Second, where genuine gaps exist in the current legal framework, targeted measures may be appropriate. However, policymakers must be careful not to conflate distinct issues or create overbroad responses to specific concerns. For example, online safety and AI regulation, while related, address different categories of risk and should not be treated as interchangeable. Recent discussions following the tragic incident in Tumbler Ridge, British Columbia illustrate this challenge. Public debate has included questions about whether AI developers or platforms should identify and report potentially harmful user behaviour. But as some commentators have noted, such proposals raise broader questions about intermediary responsibility, privacy and platform governance generally rather than AI regulation per se. Broad reporting obligations on AI providers could encourage expanded surveillance of user interactions and undermine privacy protections. These discussions illustrate the importance of ensuring regulatory responses remain tailored to the specific risks at issue and account for unintended consequences.

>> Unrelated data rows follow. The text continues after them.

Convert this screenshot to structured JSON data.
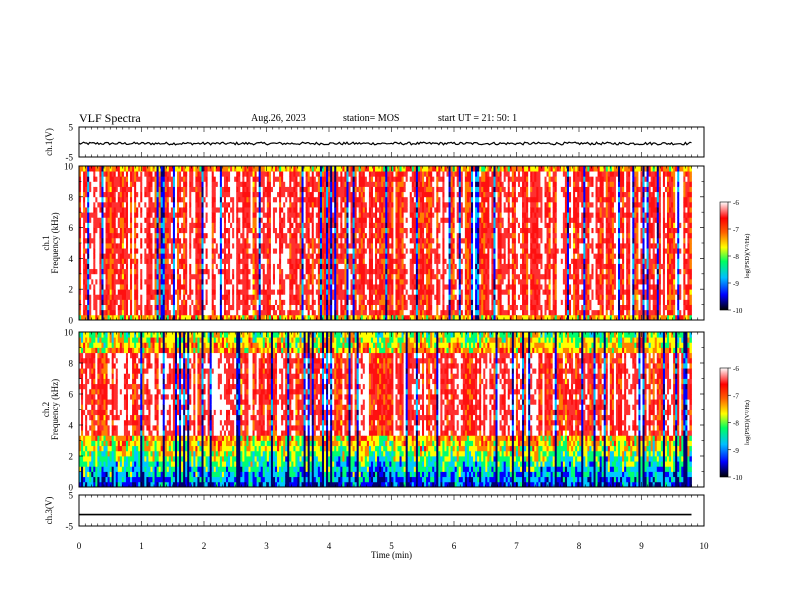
{
  "header": {
    "title": "VLF Spectra",
    "date": "Aug.26, 2023",
    "station": "station= MOS",
    "start": "start  UT =   21: 50: 1"
  },
  "chart_data": [
    {
      "type": "line",
      "name": "ch1-voltage",
      "ylabel": "ch.1(V)",
      "ylim": [
        -5,
        5
      ],
      "y_ticks": [
        "5",
        "-5"
      ],
      "xlim": [
        0,
        10
      ],
      "series": [
        {
          "x": [
            0,
            9.8
          ],
          "y": [
            -0.5,
            -0.5
          ],
          "style": "noisy"
        }
      ]
    },
    {
      "type": "heatmap",
      "name": "ch1-spectrogram",
      "ylabel": "ch.1 Frequency (kHz)",
      "ylim": [
        0,
        10
      ],
      "y_ticks": [
        "0",
        "2",
        "4",
        "6",
        "8",
        "10"
      ],
      "xlim": [
        0,
        10
      ],
      "data_xlim": [
        0,
        9.8
      ],
      "dominant_band_khz": [
        0.5,
        9.5
      ],
      "colorbar": {
        "label": "log(PSD)(V²/Hz)",
        "range": [
          -10,
          -6
        ],
        "ticks": [
          "-6",
          "-7",
          "-8",
          "-9",
          "-10"
        ]
      }
    },
    {
      "type": "heatmap",
      "name": "ch2-spectrogram",
      "ylabel": "ch.2 Frequency (kHz)",
      "ylim": [
        0,
        10
      ],
      "y_ticks": [
        "0",
        "2",
        "4",
        "6",
        "8",
        "10"
      ],
      "xlim": [
        0,
        10
      ],
      "data_xlim": [
        0,
        9.8
      ],
      "dominant_band_khz": [
        3.5,
        8.5
      ],
      "colorbar": {
        "label": "log(PSD)(V²/Hz)",
        "range": [
          -10,
          -6
        ],
        "ticks": [
          "-6",
          "-7",
          "-8",
          "-9",
          "-10"
        ]
      }
    },
    {
      "type": "line",
      "name": "ch3-voltage",
      "ylabel": "ch.3(V)",
      "ylim": [
        -5,
        5
      ],
      "y_ticks": [
        "5",
        "-5"
      ],
      "xlim": [
        0,
        10
      ],
      "series": [
        {
          "x": [
            0,
            9.8
          ],
          "y": [
            -1.3,
            -1.3
          ],
          "style": "flat"
        }
      ]
    }
  ],
  "x_axis": {
    "label": "Time  (min)",
    "ticks": [
      "0",
      "1",
      "2",
      "3",
      "4",
      "5",
      "6",
      "7",
      "8",
      "9",
      "10"
    ]
  },
  "colormap": [
    "#000080",
    "#0000ff",
    "#00bfff",
    "#00ff80",
    "#ffff00",
    "#ff8000",
    "#ff0000",
    "#ffffff"
  ]
}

Third, Canada should leverage its existing sectoral regulators where available rather than creating entirely new oversight mechanisms. Agencies such as Health Canada, the Office of the Superintendent of Financial Institutions, and Transport Canada possess deep domain expertise and established relationships with regulated entities. These regulators should have the latitude to apply generally applicable rules to AI applications within their sectors or to develop new, sector-specific requirements where warranted. This approach allows regulation to reflect the distinct risk profiles and operational realities of different industries.
Finally, Canada should consider enacting a harm-based backstop law that provides a flexible framework for responding to unforeseen harms or newly apparent risks. Rather than prescribing rules for every possible AI application, such legislation would establish principles and mechanisms for rapid regulatory response when significant harms emerge. The framework could also identify certain categories of AI use that are prohibited, while enabling additional restrictions, safeguards or compliance obligations to be introduced through regulation as new risks become apparent as the technology evolves. This approach would allow Canada to maintain a lighter regulatory touch during periods of stability while retaining the capacity to act decisively when circumstances require.
A look ahead
With the anticipated release of Canada’s renewed national AI strategy expected in the near term, policymakers have an opportunity to clarify the country’s approach to AI governance.
A balanced framework that prioritizes enforcement of existing laws, targeted interventions where genuine regulatory gaps exist, and sector-specific oversight may allow Canada to address emerging risks while continuing to foster a climate of innovation and investment in AI.
Striking this balance right will be critical for Canada to maintain its reputation as a global leader in artificial intelligence while ensuring that the deployment of these technologies remains aligned with public expectations around safety, fairness and accountability.